El viejo Jolyon se levantó.

—Gracias —dijo, mirando fijamente a James—. Pero no tengo tiempo para tés y para chismes escandalosos, ni para el resto de las cosas. Ya es hora de que esté en casa. Adiós, Julia. Adiós, Ester. Adiós, Winifred —y sin más adioses ceremoniosos se fué.

Al hallarse de nuevo en su coche, la cólera se le disipó, pues siempre le pasaba así. Se desahogaba un poco y… la tristeza le sobrevenía. Había detenido aquellas lenguas quizá. Pero ¡a qué costa! A costa de saber que el rumor que había resuelto no creer correspondía a la realidad. June abandonada, y por culpa de la mujer del hijo de aquél… Comprendía que era todo cierto, pero se esforzaba aún en considerarlo mentira. Y el dolor que sentía empezó, lentamente, a transformarse en odio contra James y su hijo.

Las seis mujeres y el hombre que dejó atrás empezaron a hablar todo lo libremente que podían tras el suceso. Pues aunque cada uno sabía que nunca incurría en murmuraciones escandalosas, sabía que los otros sí. Y todos estaban coléricos. Sólo James guardaba silencio, con la cólera escondida en el corazón.

Francie dijo:

—Por cierto, me parece que el tío Jolyon está muy cambiado este año. ¿No te parece, tía Ester?

Y la tía Ester hizo un movimiento de no querer saber nada.

—Pues no sé, pregunta a tu tía Julita.

Nadie tuvo miedo de convenir en aquello, y James dijo:

—No es ni la mitad del hombre que era.

—Ya lo había notado yo. ¡Está muy envejecido! —concluyó Francie.

Tía Julita asintió. Toda su cara era un puchero.

—¡Pobre Jolyon! ¡Alguien debería ocuparse de él!

Se hizo otra vez el silencio; y repentinamente, como asustados todos de quedarse el último, los cinco visitantes se levantaron simultáneamente.

La señora Small, tía Ester y el gato volvieron a quedarse solos.

Aquella noche, cuando la tía Ester había empezado a quedarse dormida, se abrió la puerta de su cuarto, y la señora Small, con un gorro de dormir color de rosa y una vela en la mano, entró.

—¡Ester! —llamó—. ¡Ester!

La tía Ester se revolvió débilmente entre las sábanas.

—¡Ester! —repitió la tía Julita para comprobar que había despertado a su hermana—. Estoy muy preocupada por el pobre Jolyon. ¿Qué crees tú que podríamos hacer?

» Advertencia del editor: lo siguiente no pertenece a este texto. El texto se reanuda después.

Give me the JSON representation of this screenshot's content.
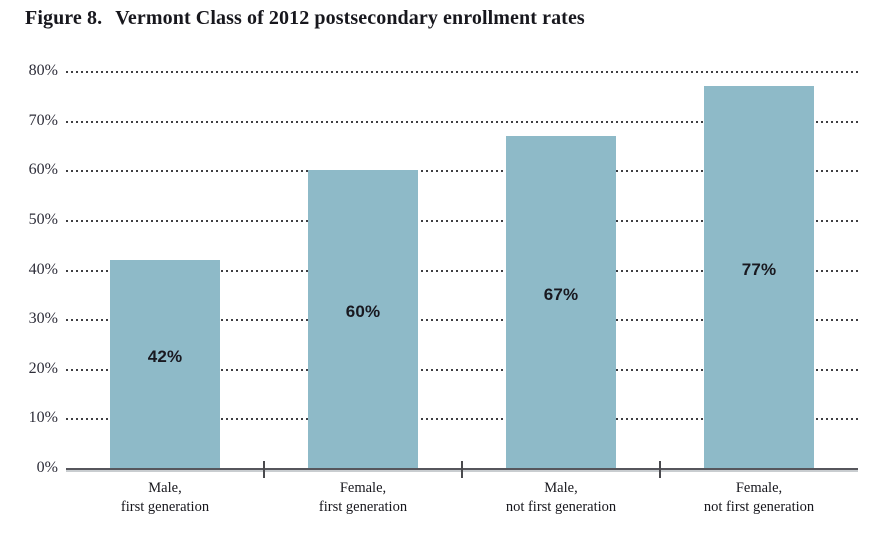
{
  "header": {
    "figure_label": "Figure 8.",
    "title": "Vermont Class of 2012 postsecondary enrollment rates"
  },
  "chart_data": {
    "type": "bar",
    "title": "Figure 8. Vermont Class of 2012 postsecondary enrollment rates",
    "categories": [
      "Male, first generation",
      "Female, first generation",
      "Male, not first generation",
      "Female, not first generation"
    ],
    "category_lines": [
      [
        "Male,",
        "first generation"
      ],
      [
        "Female,",
        "first generation"
      ],
      [
        "Male,",
        "not first generation"
      ],
      [
        "Female,",
        "not first generation"
      ]
    ],
    "values": [
      42,
      60,
      67,
      77
    ],
    "bar_labels": [
      "42%",
      "60%",
      "67%",
      "77%"
    ],
    "xlabel": "",
    "ylabel": "",
    "ylim": [
      0,
      80
    ],
    "ytick_labels": [
      "80%",
      "70%",
      "60%",
      "50%",
      "40%",
      "30%",
      "20%",
      "10%",
      "0%"
    ],
    "grid": "horizontal-dashed",
    "legend": "none",
    "bar_color": "#8EBAC8",
    "axis_color": "#56565c",
    "gridline_color": "#3e3e42"
  }
}
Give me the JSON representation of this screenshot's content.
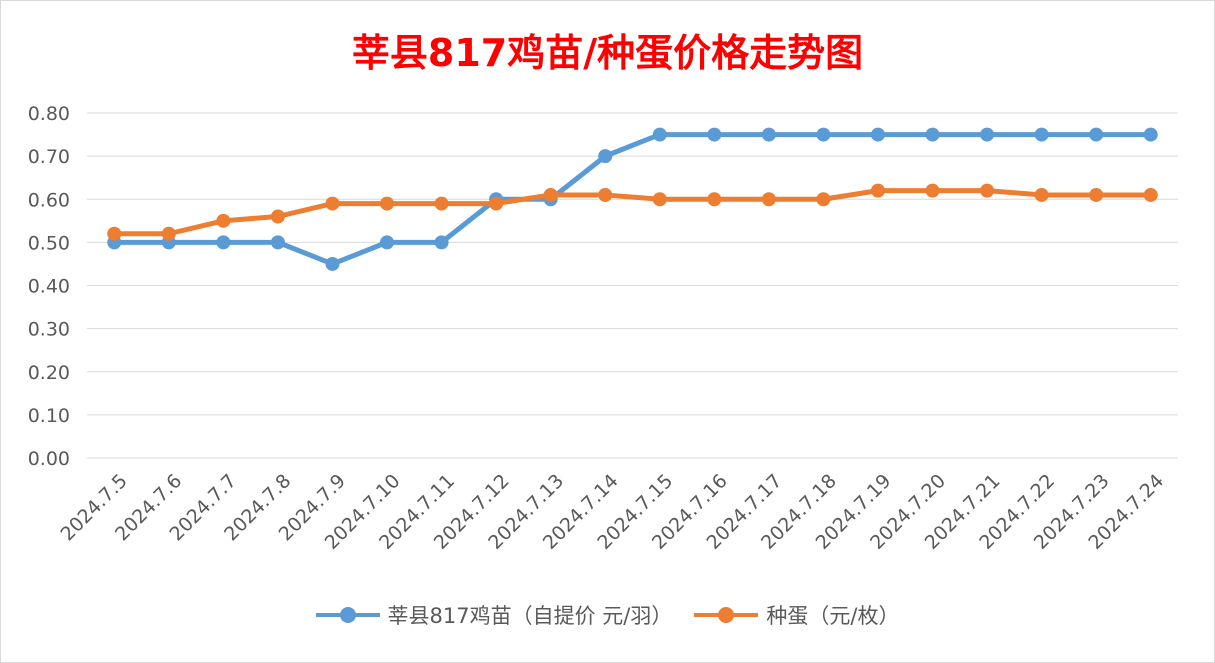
{
  "chart_data": {
    "type": "line",
    "title": "莘县817鸡苗/种蛋价格走势图",
    "xlabel": "",
    "ylabel": "",
    "categories": [
      "2024.7.5",
      "2024.7.6",
      "2024.7.7",
      "2024.7.8",
      "2024.7.9",
      "2024.7.10",
      "2024.7.11",
      "2024.7.12",
      "2024.7.13",
      "2024.7.14",
      "2024.7.15",
      "2024.7.16",
      "2024.7.17",
      "2024.7.18",
      "2024.7.19",
      "2024.7.20",
      "2024.7.21",
      "2024.7.22",
      "2024.7.23",
      "2024.7.24"
    ],
    "ylim": [
      0,
      0.8
    ],
    "yticks": [
      "0.00",
      "0.10",
      "0.20",
      "0.30",
      "0.40",
      "0.50",
      "0.60",
      "0.70",
      "0.80"
    ],
    "grid": true,
    "legend_position": "bottom",
    "series": [
      {
        "name": "莘县817鸡苗（自提价 元/羽）",
        "color": "#5b9bd5",
        "values": [
          0.5,
          0.5,
          0.5,
          0.5,
          0.45,
          0.5,
          0.5,
          0.6,
          0.6,
          0.7,
          0.75,
          0.75,
          0.75,
          0.75,
          0.75,
          0.75,
          0.75,
          0.75,
          0.75,
          0.75
        ]
      },
      {
        "name": "种蛋（元/枚）",
        "color": "#ed7d31",
        "values": [
          0.52,
          0.52,
          0.55,
          0.56,
          0.59,
          0.59,
          0.59,
          0.59,
          0.61,
          0.61,
          0.6,
          0.6,
          0.6,
          0.6,
          0.62,
          0.62,
          0.62,
          0.61,
          0.61,
          0.61
        ]
      }
    ],
    "title_color": "#ff0000"
  }
}
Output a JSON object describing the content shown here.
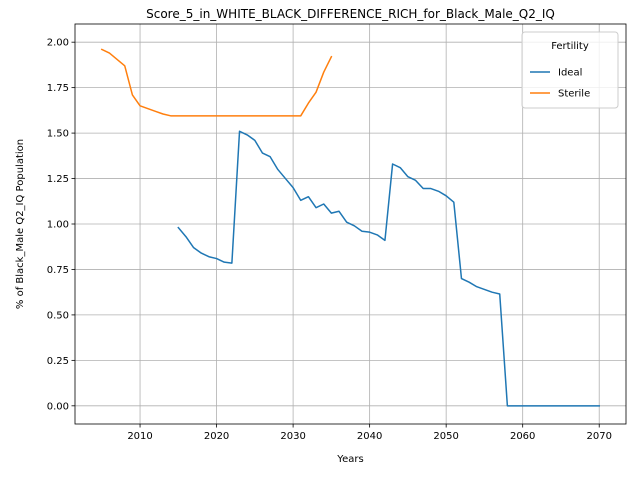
{
  "chart_data": {
    "type": "line",
    "title": "Score_5_in_WHITE_BLACK_DIFFERENCE_RICH_for_Black_Male_Q2_IQ",
    "xlabel": "Years",
    "ylabel": "% of Black_Male Q2_IQ Population",
    "xlim": [
      2001.5,
      2073.5
    ],
    "ylim": [
      -0.1,
      2.1
    ],
    "xticks": [
      2010,
      2020,
      2030,
      2040,
      2050,
      2060,
      2070
    ],
    "xtick_labels": [
      "2010",
      "2020",
      "2030",
      "2040",
      "2050",
      "2060",
      "2070"
    ],
    "yticks": [
      0.0,
      0.25,
      0.5,
      0.75,
      1.0,
      1.25,
      1.5,
      1.75,
      2.0
    ],
    "ytick_labels": [
      "0.00",
      "0.25",
      "0.50",
      "0.75",
      "1.00",
      "1.25",
      "1.50",
      "1.75",
      "2.00"
    ],
    "grid": true,
    "legend": {
      "title": "Fertility",
      "position": "top-right"
    },
    "series": [
      {
        "name": "Ideal",
        "color": "#1f77b4",
        "x": [
          2015,
          2016,
          2017,
          2018,
          2019,
          2020,
          2021,
          2022,
          2023,
          2024,
          2025,
          2026,
          2027,
          2028,
          2029,
          2030,
          2031,
          2032,
          2033,
          2034,
          2035,
          2036,
          2037,
          2038,
          2039,
          2040,
          2041,
          2042,
          2043,
          2044,
          2045,
          2046,
          2047,
          2048,
          2049,
          2050,
          2051,
          2052,
          2053,
          2054,
          2055,
          2056,
          2057,
          2058,
          2059,
          2060,
          2061,
          2062,
          2063,
          2064,
          2065,
          2066,
          2067,
          2068,
          2069,
          2070
        ],
        "y": [
          0.98,
          0.93,
          0.87,
          0.84,
          0.82,
          0.81,
          0.79,
          0.785,
          1.51,
          1.49,
          1.46,
          1.39,
          1.37,
          1.3,
          1.25,
          1.2,
          1.13,
          1.15,
          1.09,
          1.11,
          1.06,
          1.07,
          1.01,
          0.99,
          0.96,
          0.955,
          0.94,
          0.91,
          1.33,
          1.31,
          1.26,
          1.24,
          1.195,
          1.195,
          1.18,
          1.155,
          1.12,
          0.7,
          0.68,
          0.655,
          0.64,
          0.625,
          0.615,
          0.0,
          0.0,
          0.0,
          0.0,
          0.0,
          0.0,
          0.0,
          0.0,
          0.0,
          0.0,
          0.0,
          0.0,
          0.0
        ]
      },
      {
        "name": "Sterile",
        "color": "#ff7f0e",
        "x": [
          2005,
          2006,
          2007,
          2008,
          2009,
          2010,
          2011,
          2012,
          2013,
          2014,
          2015,
          2016,
          2017,
          2018,
          2019,
          2020,
          2021,
          2022,
          2023,
          2024,
          2025,
          2026,
          2027,
          2028,
          2029,
          2030,
          2031,
          2032,
          2033,
          2034,
          2035
        ],
        "y": [
          1.96,
          1.94,
          1.905,
          1.87,
          1.71,
          1.65,
          1.635,
          1.62,
          1.605,
          1.595,
          1.595,
          1.595,
          1.595,
          1.595,
          1.595,
          1.595,
          1.595,
          1.595,
          1.595,
          1.595,
          1.595,
          1.595,
          1.595,
          1.595,
          1.595,
          1.595,
          1.595,
          1.665,
          1.725,
          1.835,
          1.92
        ]
      }
    ]
  }
}
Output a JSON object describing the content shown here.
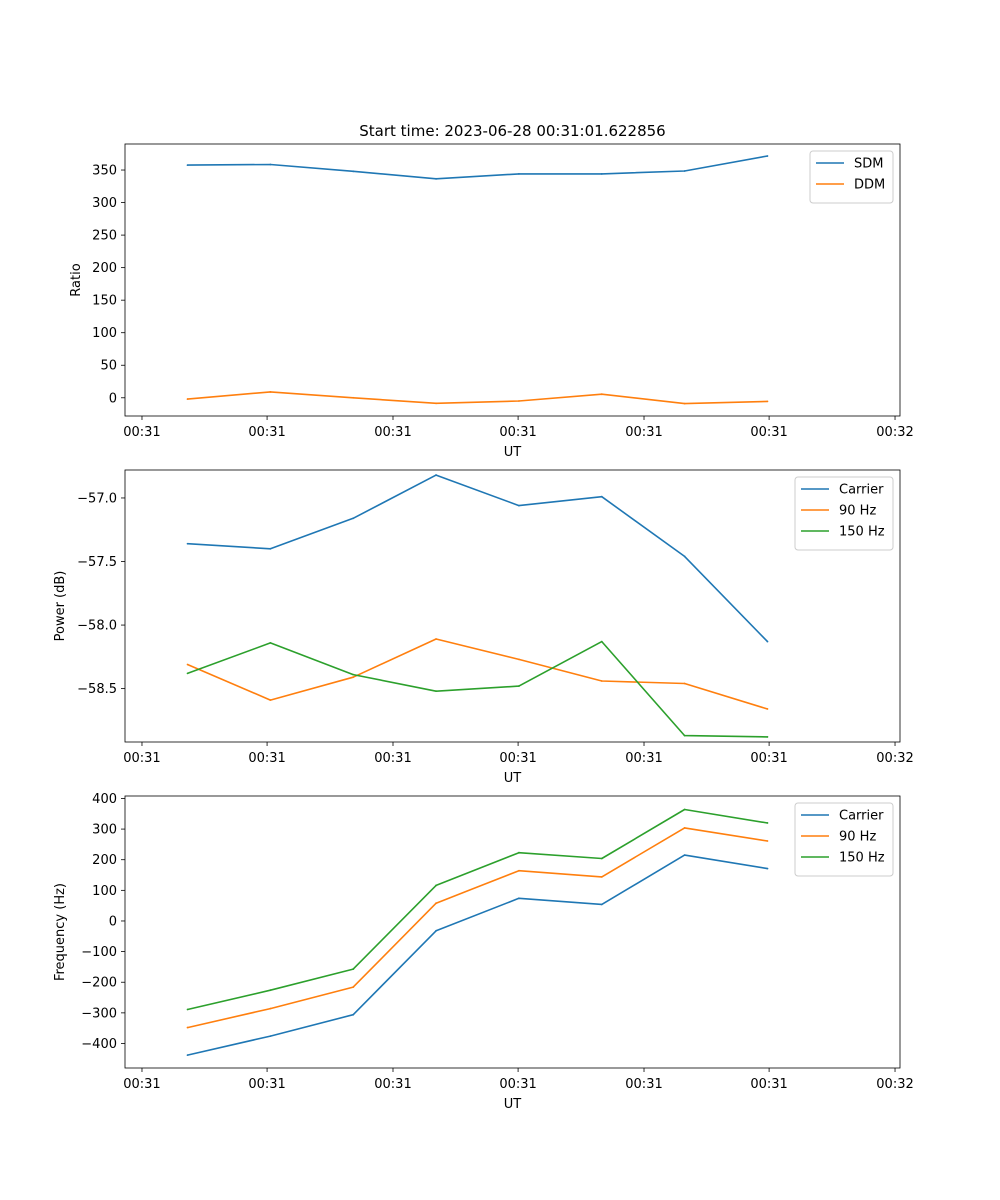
{
  "figure": {
    "title": "Start time: 2023-06-28 00:31:01.622856"
  },
  "chart_data": [
    {
      "type": "line",
      "title": "Start time: 2023-06-28 00:31:01.622856",
      "xlabel": "UT",
      "ylabel": "Ratio",
      "x": [
        1,
        2,
        3,
        4,
        5,
        6,
        7,
        8
      ],
      "xlim": [
        0.245,
        9.6
      ],
      "x_ticks": [
        0.45,
        1.96,
        3.48,
        4.99,
        6.51,
        8.02,
        9.54
      ],
      "x_tick_labels": [
        "00:31",
        "00:31",
        "00:31",
        "00:31",
        "00:31",
        "00:31",
        "00:32"
      ],
      "ylim": [
        -28,
        390
      ],
      "y_ticks": [
        0,
        50,
        100,
        150,
        200,
        250,
        300,
        350
      ],
      "y_tick_labels": [
        "0",
        "50",
        "100",
        "150",
        "200",
        "250",
        "300",
        "350"
      ],
      "legend_position": "top-right",
      "grid": false,
      "series": [
        {
          "name": "SDM",
          "color": "#1f77b4",
          "values": [
            357.5,
            358.5,
            348,
            336.5,
            344,
            344,
            348.5,
            371.5
          ]
        },
        {
          "name": "DDM",
          "color": "#ff7f0e",
          "values": [
            -2,
            9,
            0,
            -8.5,
            -5,
            5.5,
            -9,
            -5.5
          ]
        }
      ]
    },
    {
      "type": "line",
      "xlabel": "UT",
      "ylabel": "Power (dB)",
      "x": [
        1,
        2,
        3,
        4,
        5,
        6,
        7,
        8
      ],
      "xlim": [
        0.245,
        9.6
      ],
      "x_ticks": [
        0.45,
        1.96,
        3.48,
        4.99,
        6.51,
        8.02,
        9.54
      ],
      "x_tick_labels": [
        "00:31",
        "00:31",
        "00:31",
        "00:31",
        "00:31",
        "00:31",
        "00:32"
      ],
      "ylim": [
        -58.92,
        -56.78
      ],
      "y_ticks": [
        -58.5,
        -58.0,
        -57.5,
        -57.0
      ],
      "y_tick_labels": [
        "−58.5",
        "−58.0",
        "−57.5",
        "−57.0"
      ],
      "legend_position": "top-right",
      "grid": false,
      "series": [
        {
          "name": "Carrier",
          "color": "#1f77b4",
          "values": [
            -57.36,
            -57.4,
            -57.16,
            -56.82,
            -57.06,
            -56.99,
            -57.46,
            -58.13
          ]
        },
        {
          "name": "90 Hz",
          "color": "#ff7f0e",
          "values": [
            -58.31,
            -58.59,
            -58.41,
            -58.11,
            -58.27,
            -58.44,
            -58.46,
            -58.66
          ]
        },
        {
          "name": "150 Hz",
          "color": "#2ca02c",
          "values": [
            -58.38,
            -58.14,
            -58.39,
            -58.52,
            -58.48,
            -58.13,
            -58.87,
            -58.88
          ]
        }
      ]
    },
    {
      "type": "line",
      "xlabel": "UT",
      "ylabel": "Frequency (Hz)",
      "x": [
        1,
        2,
        3,
        4,
        5,
        6,
        7,
        8
      ],
      "xlim": [
        0.245,
        9.6
      ],
      "x_ticks": [
        0.45,
        1.96,
        3.48,
        4.99,
        6.51,
        8.02,
        9.54
      ],
      "x_tick_labels": [
        "00:31",
        "00:31",
        "00:31",
        "00:31",
        "00:31",
        "00:31",
        "00:32"
      ],
      "ylim": [
        -480,
        408
      ],
      "y_ticks": [
        -400,
        -300,
        -200,
        -100,
        0,
        100,
        200,
        300,
        400
      ],
      "y_tick_labels": [
        "−400",
        "−300",
        "−200",
        "−100",
        "0",
        "100",
        "200",
        "300",
        "400"
      ],
      "legend_position": "top-right",
      "grid": false,
      "series": [
        {
          "name": "Carrier",
          "color": "#1f77b4",
          "values": [
            -438,
            -376,
            -306,
            -32,
            74,
            54,
            215,
            171
          ]
        },
        {
          "name": "90 Hz",
          "color": "#ff7f0e",
          "values": [
            -348,
            -286,
            -216,
            58,
            164,
            144,
            304,
            261
          ]
        },
        {
          "name": "150 Hz",
          "color": "#2ca02c",
          "values": [
            -289,
            -226,
            -157,
            116,
            223,
            204,
            364,
            320
          ]
        }
      ]
    }
  ]
}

Volvió a moverse entre las sábanas la tía Ester, y se oyó su vocecilla:

—¿Hacer? ¿Y qué quieres que hagamos?

La tía Julita se marchó satisfecha. Y cerrando la puerta con suavidad especial para no molestar a la pobre Ester, se volvió a su cuarto. Allí se quedó mirando la luna, que iluminaba los árboles del parque, a través de una rendija que formaban las cortinas de su balcón, púdicamente corridas para que nadie pudiera verla desde fuera. Y allí, con la cara redondita y llena de pucheros, bajo el gorro de dormir color de rosa, se dedicó a lloriquear pensando en el «pobre Jolyon», tan viejo y tan solo, y en cómo poder servirle, y en cómo él se lo agradecería, y en qué muestras de cariño no le daría, como no se las había dado nadie desde que muriera el pobre Septimus.